A Tactical Revolution: The Arquebus

By Scipii | Forum thread

The introduction of the arquebus to Feudal Japan by Portuguese (1542 A.D) and Dutch (1561 A.D) traders heralded the start of a tactical revolution which would change the face of warfare during Sengoku Jidai. However, it was not until Oda Nobunaga, daimyo of the Oda clan, that the arquebus’ importance in Sengoku Jidai warfare would become fully apparent.

The rise of the arquebus in Feudal Japan is similar to that which it experienced in Europe. Compared to archery, where many years of training was required, the arquebus required minimal training to use. This meant that several Ashigaru could be trained to use the arquebus in the same time it took one to master the bow.

It was amongst the massed ranks of the Ashigaru, and not the Samurai, that the arquebus became the feared weapon that it was. Being a smoothbore weapon the arquebus was not effective when used for long range sniping by the Samurai. However, when used by the massed ranks of the Ashigaru against other massed formations the qualities of the arquebus shined brightly. As European generals had discovered, the arquebus’ weaknesses as an individual weapon could be papered over by its use as a weapons system, in this case the organised mass firing of the arquebus by Ashigaru battalions.

It would take the genius of Oda Nobunaga to solve one of the few problems that still dogged the arquebus. The Ashigaru were vulnerable to enemy counter-attacks while reloading their arquebuses – so allied Samurai or Ashigaru, who were not equip with the arquebus, would protect them during this uneasy time. Oda Nobunaga solved this problem by drilling his arquebus Ashigaru to fire in sections and not as a whole. This meant the enemy was under a constant barrage of fire, with the arquebus Ashigaru now better able to cover each other.
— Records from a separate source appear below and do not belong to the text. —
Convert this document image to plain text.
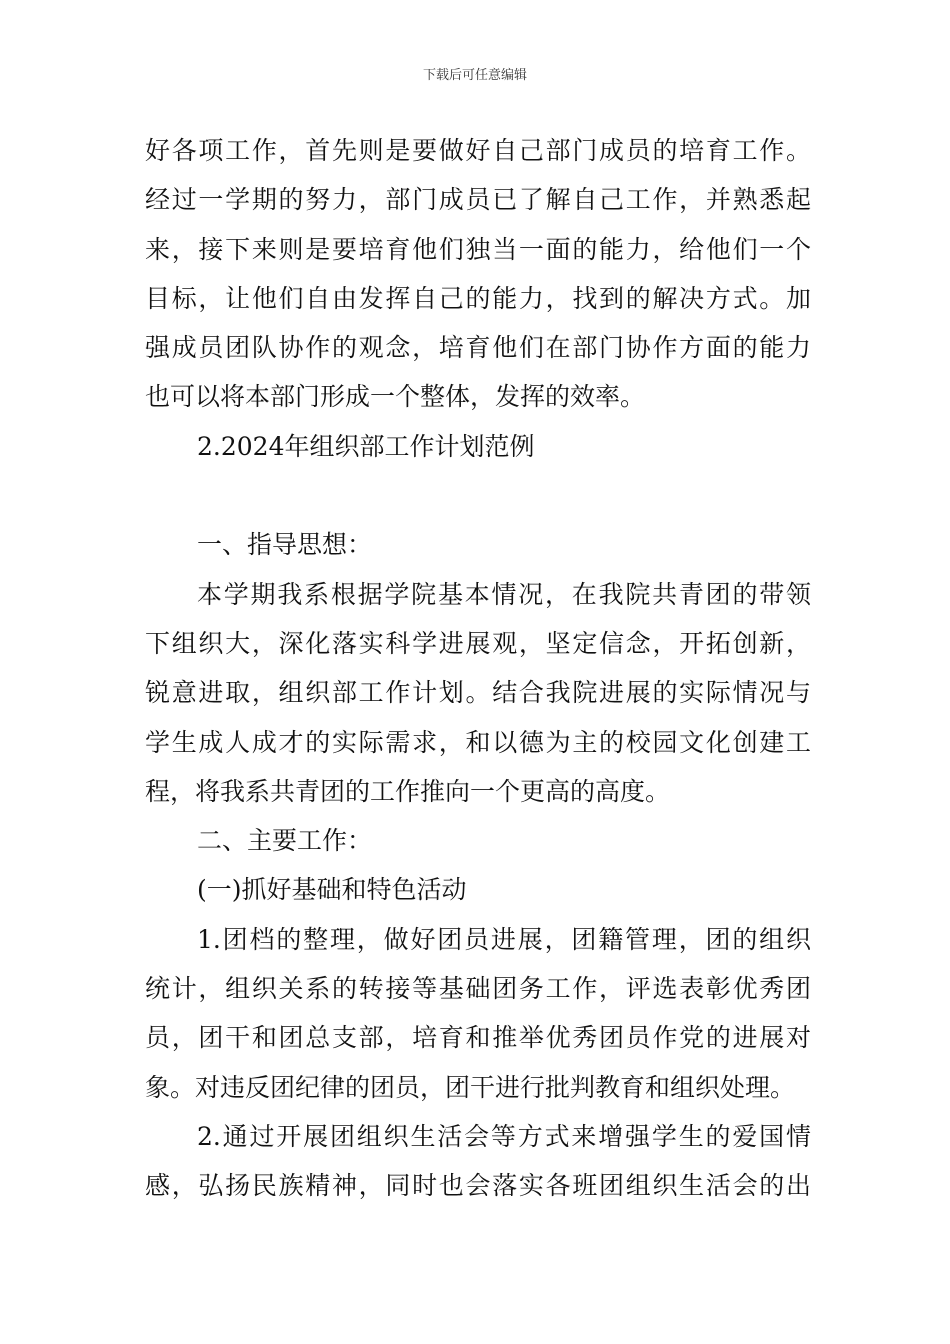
下载后可任意编辑
好各项工作，首先则是要做好自己部门成员的培育工作。
经过一学期的努力，部门成员已了解自己工作，并熟悉起
来，接下来则是要培育他们独当一面的能力，给他们一个
目标，让他们自由发挥自己的能力，找到的解决方式。加
强成员团队协作的观念，培育他们在部门协作方面的能力
也可以将本部门形成一个整体，发挥的效率。
2.2024年组织部工作计划范例
一、指导思想：
本学期我系根据学院基本情况，在我院共青团的带领
下组织大，深化落实科学进展观，坚定信念，开拓创新，
锐意进取，组织部工作计划。结合我院进展的实际情况与
学生成人成才的实际需求，和以德为主的校园文化创建工
程，将我系共青团的工作推向一个更高的高度。
二、主要工作：
(一)抓好基础和特色活动
1.团档的整理，做好团员进展，团籍管理，团的组织
统计，组织关系的转接等基础团务工作，评选表彰优秀团
员，团干和团总支部，培育和推举优秀团员作党的进展对
象。对违反团纪律的团员，团干进行批判教育和组织处理。
2.通过开展团组织生活会等方式来增强学生的爱国情
感，弘扬民族精神，同时也会落实各班团组织生活会的出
The power of the arquebus in the hands of the massed ranks of Ashigaru would help Oda Nobunaga to defeat the Takeda at the battle of Nagashino (1575 A.D). Here the power of the arquebus and Oda Nobunaga’s drills paid off as they nullified the head on charge of the Takeda’s notoriously superior cavalry. While the arquebus was prone to not working in wet weather Oda Nobunaga had managed to keep his arquebuses dry during the preparations for battle.

To maximise the potential of his arquebuses Oda Nobunaga deployed his Ashigaru in the first line. While traditionally the first line was reserved for the Samurai caste as a right and position of honour Oda Nobunaga was a strategist and realist, not afraid to do away with tradition when it suited. This allowed the arquebus Ashigaru to try and break the enemy before the supporting infantry and cavalry charged in to combat.
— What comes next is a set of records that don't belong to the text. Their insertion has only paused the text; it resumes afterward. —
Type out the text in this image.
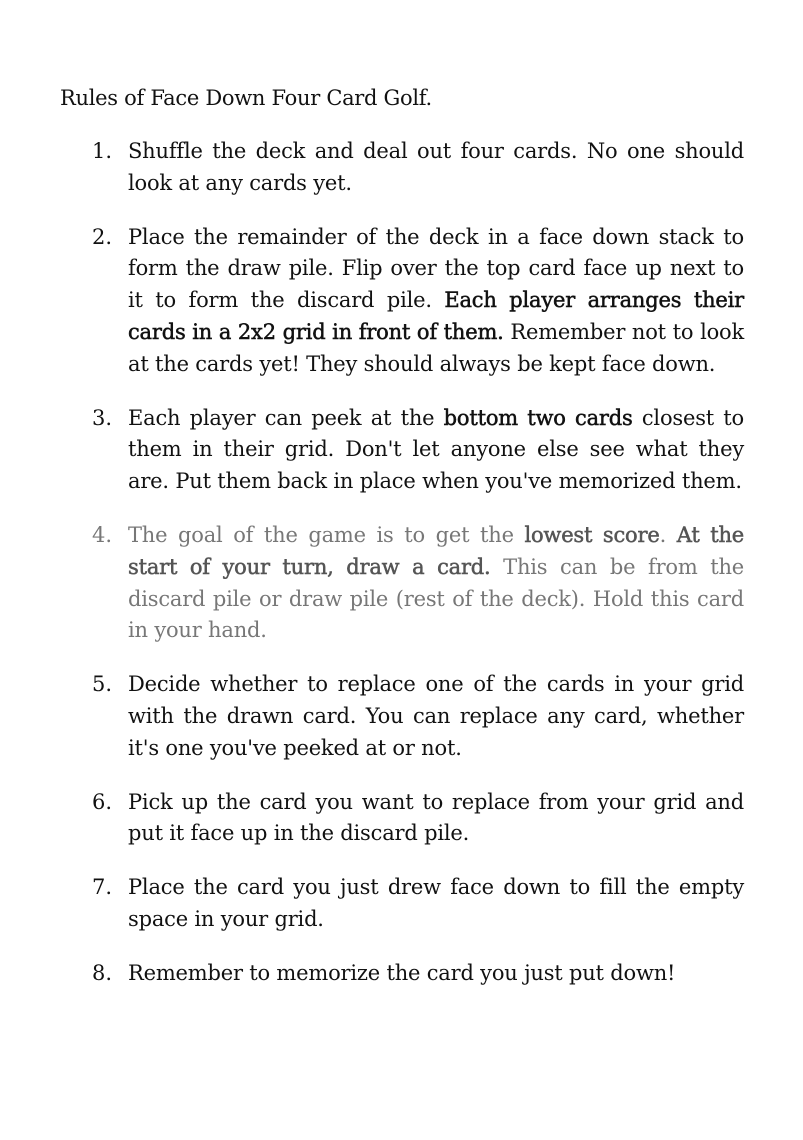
Rules of Face Down Four Card Golf.
1. Shuffle the deck and deal out four cards. No one should look at any cards yet.
2. Place the remainder of the deck in a face down stack to form the draw pile. Flip over the top card face up next to it to form the discard pile. Each player arranges their cards in a 2x2 grid in front of them. Remember not to look at the cards yet! They should always be kept face down.
3. Each player can peek at the bottom two cards closest to them in their grid. Don't let anyone else see what they are. Put them back in place when you've memorized them.
4. The goal of the game is to get the lowest score. At the start of your turn, draw a card. This can be from the discard pile or draw pile (rest of the deck). Hold this card in your hand.
5. Decide whether to replace one of the cards in your grid with the drawn card. You can replace any card, whether it's one you've peeked at or not.
6. Pick up the card you want to replace from your grid and put it face up in the discard pile.
7. Place the card you just drew face down to fill the empty space in your grid.
8. Remember to memorize the card you just put down!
Is it a coincidence that Oda Nobunaga came close to the Shogunate, before his unfortunate death, thanks to his willingness to forgo tradition and honour in order to maximise the effectiveness of the arquebus? While his rivals also adopted the arquebus it was Oda Nobunaga who was prepared to sacrifice all to make the arquebus the focal point of his army. That is not to say he did not respect his other Ashigaru or Samurai regiments, just that they acted as the support to, and not as, the focal point of his army.
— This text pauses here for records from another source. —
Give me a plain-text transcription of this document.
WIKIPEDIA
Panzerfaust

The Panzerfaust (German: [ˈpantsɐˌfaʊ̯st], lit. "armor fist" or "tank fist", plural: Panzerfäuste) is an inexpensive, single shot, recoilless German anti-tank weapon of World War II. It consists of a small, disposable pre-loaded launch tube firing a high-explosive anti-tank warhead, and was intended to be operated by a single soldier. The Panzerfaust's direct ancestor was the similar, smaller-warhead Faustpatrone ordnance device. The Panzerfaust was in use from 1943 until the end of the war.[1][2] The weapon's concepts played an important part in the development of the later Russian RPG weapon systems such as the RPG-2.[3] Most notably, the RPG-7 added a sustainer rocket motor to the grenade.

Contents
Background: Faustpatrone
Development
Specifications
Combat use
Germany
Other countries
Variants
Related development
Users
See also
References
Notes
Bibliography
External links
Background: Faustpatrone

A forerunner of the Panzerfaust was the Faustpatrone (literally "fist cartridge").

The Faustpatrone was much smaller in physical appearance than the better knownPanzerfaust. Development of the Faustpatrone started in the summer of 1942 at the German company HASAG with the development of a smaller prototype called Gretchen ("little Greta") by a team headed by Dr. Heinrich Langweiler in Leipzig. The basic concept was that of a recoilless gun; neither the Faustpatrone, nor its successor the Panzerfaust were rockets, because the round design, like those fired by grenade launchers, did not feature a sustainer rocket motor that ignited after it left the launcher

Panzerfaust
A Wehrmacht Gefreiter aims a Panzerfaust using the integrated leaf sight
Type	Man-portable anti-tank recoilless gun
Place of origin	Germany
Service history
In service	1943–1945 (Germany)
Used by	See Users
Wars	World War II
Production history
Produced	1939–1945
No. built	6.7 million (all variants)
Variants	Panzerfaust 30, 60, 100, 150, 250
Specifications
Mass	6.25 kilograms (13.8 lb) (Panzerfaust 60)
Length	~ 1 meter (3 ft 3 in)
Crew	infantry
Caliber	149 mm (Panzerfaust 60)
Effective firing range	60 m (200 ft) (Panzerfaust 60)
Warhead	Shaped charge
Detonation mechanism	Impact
The development of firearms, and the strategies and tactics revolving around them, slowed with the start of the Tokugawa Shogunate. The Edo Period ushered in a long period of peace and prosperity throughout Japan, where cunning diplomacy more so than military action was the order of the day. Who knows how military equipment, tactics and strategy could have evolved if Sengoku Jidai had continued for another 100 years.